Poezja

Marek Gajowniczek


dodane wcześniej pozostałe wiersze dodane później

25 października 2011

Sto dwadzieścia mercedesów

Sto dwadzieścia policyjnych mercedesów
nie dopuści do żadnych ekscesów.
Wiejskie zboczki będą już po słowie.
Wspólnie mogą przeciwników lać po głowie.

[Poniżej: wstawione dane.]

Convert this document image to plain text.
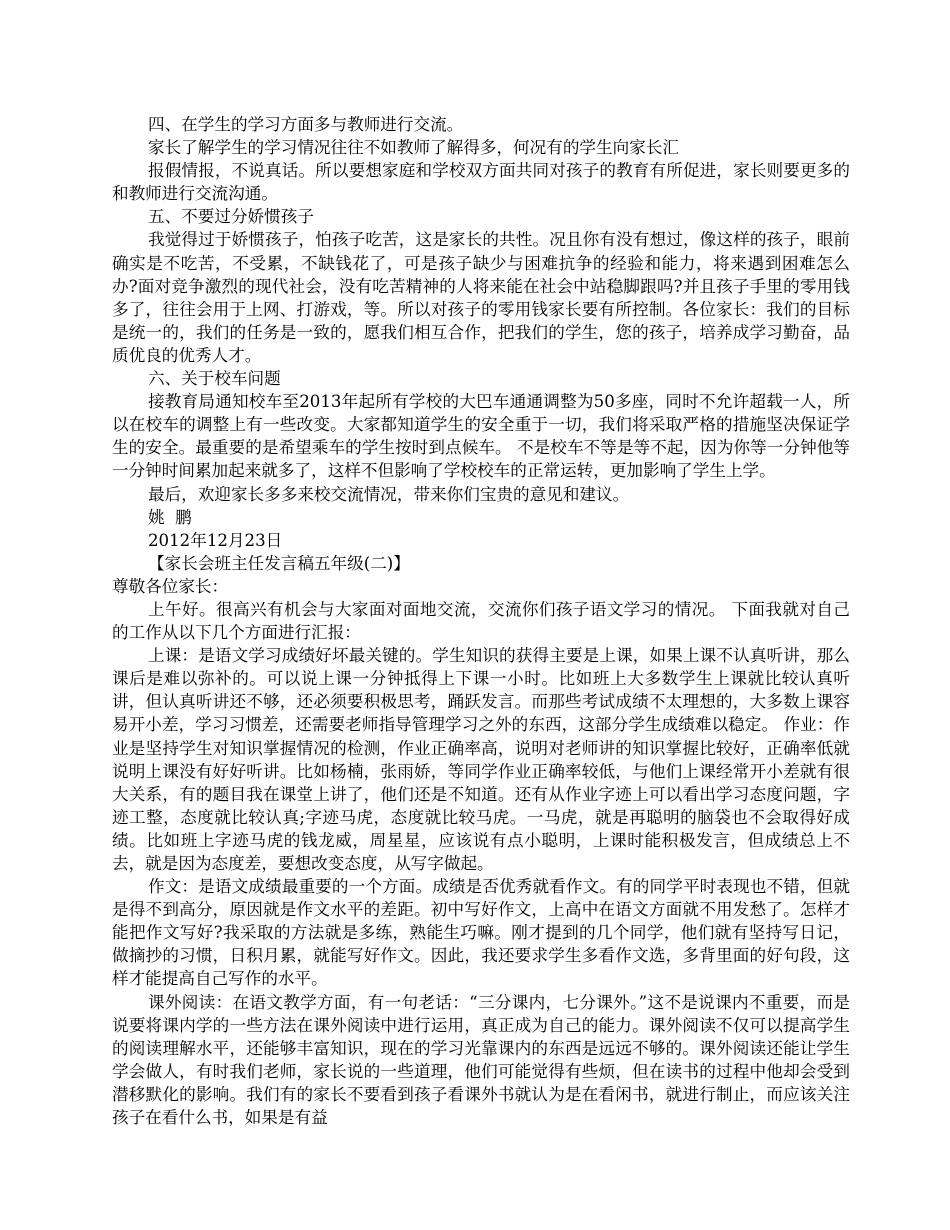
四、在学生的学习方面多与教师进行交流。

家长了解学生的学习情况往往不如教师了解得多，何况有的学生向家长汇

报假情报，不说真话。所以要想家庭和学校双方面共同对孩子的教育有所促进，家长则要更多的和教师进行交流沟通。

五、不要过分娇惯孩子

我觉得过于娇惯孩子，怕孩子吃苦，这是家长的共性。况且你有没有想过，像这样的孩子，眼前确实是不吃苦，不受累，不缺钱花了，可是孩子缺少与困难抗争的经验和能力，将来遇到困难怎么办?面对竞争激烈的现代社会，没有吃苦精神的人将来能在社会中站稳脚跟吗?并且孩子手里的零用钱多了，往往会用于上网、打游戏，等。所以对孩子的零用钱家长要有所控制。各位家长：我们的目标是统一的，我们的任务是一致的，愿我们相互合作，把我们的学生，您的孩子，培养成学习勤奋，品质优良的优秀人才。

六、关于校车问题

接教育局通知校车至2013年起所有学校的大巴车通通调整为50多座，同时不允许超载一人，所以在校车的调整上有一些改变。大家都知道学生的安全重于一切，我们将采取严格的措施坚决保证学生的安全。最重要的是希望乘车的学生按时到点候车。 不是校车不等是等不起，因为你等一分钟他等一分钟时间累加起来就多了，这样不但影响了学校校车的正常运转，更加影响了学生上学。

最后，欢迎家长多多来校交流情况，带来你们宝贵的意见和建议。

姚  鹏

2012年12月23日

【家长会班主任发言稿五年级(二)】

尊敬各位家长：

上午好。很高兴有机会与大家面对面地交流，交流你们孩子语文学习的情况。 下面我就对自己的工作从以下几个方面进行汇报：

上课：是语文学习成绩好坏最关键的。学生知识的获得主要是上课，如果上课不认真听讲，那么课后是难以弥补的。可以说上课一分钟抵得上下课一小时。比如班上大多数学生上课就比较认真听讲，但认真听讲还不够，还必须要积极思考，踊跃发言。而那些考试成绩不太理想的，大多数上课容易开小差，学习习惯差，还需要老师指导管理学习之外的东西，这部分学生成绩难以稳定。 作业：作业是坚持学生对知识掌握情况的检测，作业正确率高，说明对老师讲的知识掌握比较好，正确率低就说明上课没有好好听讲。比如杨楠，张雨娇，等同学作业正确率较低，与他们上课经常开小差就有很大关系，有的题目我在课堂上讲了，他们还是不知道。还有从作业字迹上可以看出学习态度问题，字迹工整，态度就比较认真;字迹马虎，态度就比较马虎。一马虎，就是再聪明的脑袋也不会取得好成绩。比如班上字迹马虎的钱龙威，周星星，应该说有点小聪明，上课时能积极发言，但成绩总上不去，就是因为态度差，要想改变态度，从写字做起。

作文：是语文成绩最重要的一个方面。成绩是否优秀就看作文。有的同学平时表现也不错，但就是得不到高分，原因就是作文水平的差距。初中写好作文，上高中在语文方面就不用发愁了。怎样才能把作文写好?我采取的方法就是多练，熟能生巧嘛。刚才提到的几个同学，他们就有坚持写日记，做摘抄的习惯，日积月累，就能写好作文。因此，我还要求学生多看作文选，多背里面的好句段，这样才能提高自己写作的水平。

课外阅读：在语文教学方面，有一句老话：“三分课内，七分课外。”这不是说课内不重要，而是说要将课内学的一些方法在课外阅读中进行运用，真正成为自己的能力。课外阅读不仅可以提高学生的阅读理解水平，还能够丰富知识，现在的学习光靠课内的东西是远远不够的。课外阅读还能让学生学会做人，有时我们老师，家长说的一些道理，他们可能觉得有些烦，但在读书的过程中他却会受到潜移默化的影响。我们有的家长不要看到孩子看课外书就认为是在看闲书，就进行制止，而应该关注孩子在看什么书，如果是有益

Sto dwadzieścia mercedesów nowiuteńkich
wszystkie spory załatwi od ręki.
Ludzie wiedzą, że od dawna tu wypada
na swe święta zapraszać sąsiada.

Mercedesy mu zapewnią bezpieczeństwo
i wykluczą tu rozróby i szaleństwo.
Zakneblują język nienawiści,
gdy do marszu nawołują się faszyści.

Nasza władza - przez swój naród uwielbiana,
przypilnuje, żeby wszelkie sny o zmianach
wygarbować wywrotowcom na ich skórze,
aby święta pamiętali jak najdłużej.

Minął czas, że można było się dogadać
i inaczej jakoś meble poukładać.
Teraz jest już po zabawach.
Z list odpady siedzą w ławach.
W listopadzie może padać na paradach.






Zgłoś nadużycie

 


Regulamin | Polityka prywatności

Copyright © 2010 truml.com, korzystanie z serwisu oznacza akceptację regulaminu.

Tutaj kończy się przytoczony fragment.